ElasticSearch 1.0 Manual Backup

Hi all,

I am in the position of wanting to upgrade a cluster that is 15TB in size. Prior to doing this I want to create a backup of my indices. I just want to make sure that I might not be missing anything critical in the following approach. Initial testing seems just fine and, while this may seem "hackish", I want a simple command line solution that will ensure that if a rolling upgrade fails, I can at least reconstruct the entire cluster confidently.

Background: Indices are created daily. Once a day has passed the index is no longer written to ever.

Backup:

  1. I call flush against the index (which is no longer being written to and never will be written to). I assume this makes sure that everything is properly written to disk.
  2. I ask for shard locations for the index via api calls, zip those locations, and push them to storage. In this case there are 5 shards per index and I only intend to copy the primary shards in order to save space.
  3. I go to the clusters active master and zip the folder that contains metadata about the index and push it to storage.

Restore:

  1. Unzip the metadata folder on the master node.
  2. Unzip the data on a data node.
  3. Restart the master(s).

Questions:

  1. Does this seem reasonable? Am I missing anything?
  2. Are there possible points of failure that I should be aware of?
  3. Do I have to restart the master(s) or is there another way to have the cluster become aware of newly unzipped indices?

I appreciate your time,
Nate

Just double-checking here: you are aware of the snapshot/restore feature that would be way safer and quite possibly easier than what you're contemplating?

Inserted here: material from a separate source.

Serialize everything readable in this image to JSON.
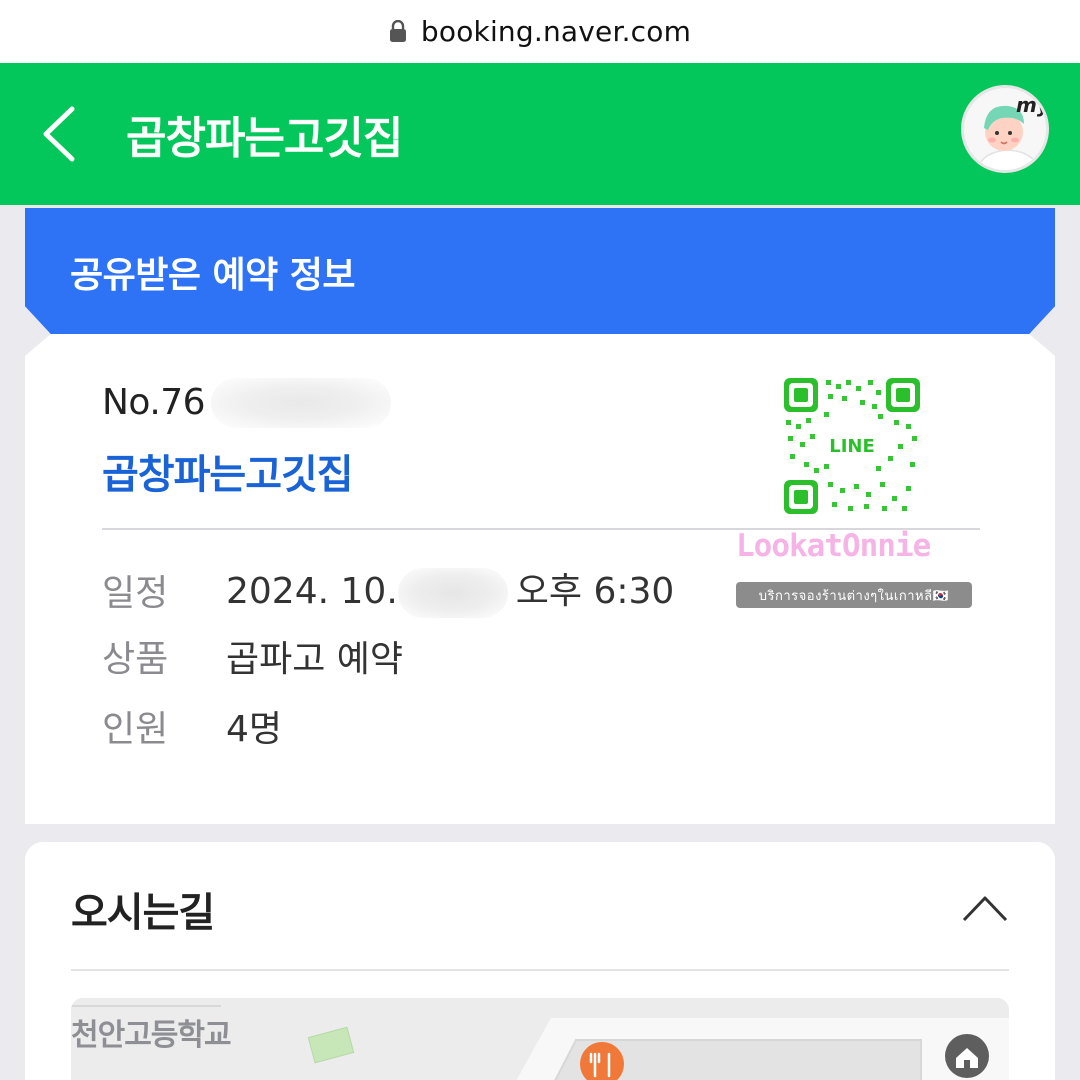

I was under the impression that 1.0 only offers fs backup. I am working in AWS and would rather not have to deal with attaching volumes for backup (even given EFS). I take it s3 backup is also available in ES 1.0.0? In which case that is great news!

Edit: Looking at the documentation for vs 2.0.0RC1, which is what I am using, it looks like s3 is in fact supported. Thanks for your time!

AWS plugin exists since ages and will help you to do that.

You have also the same for Azure and HDFS.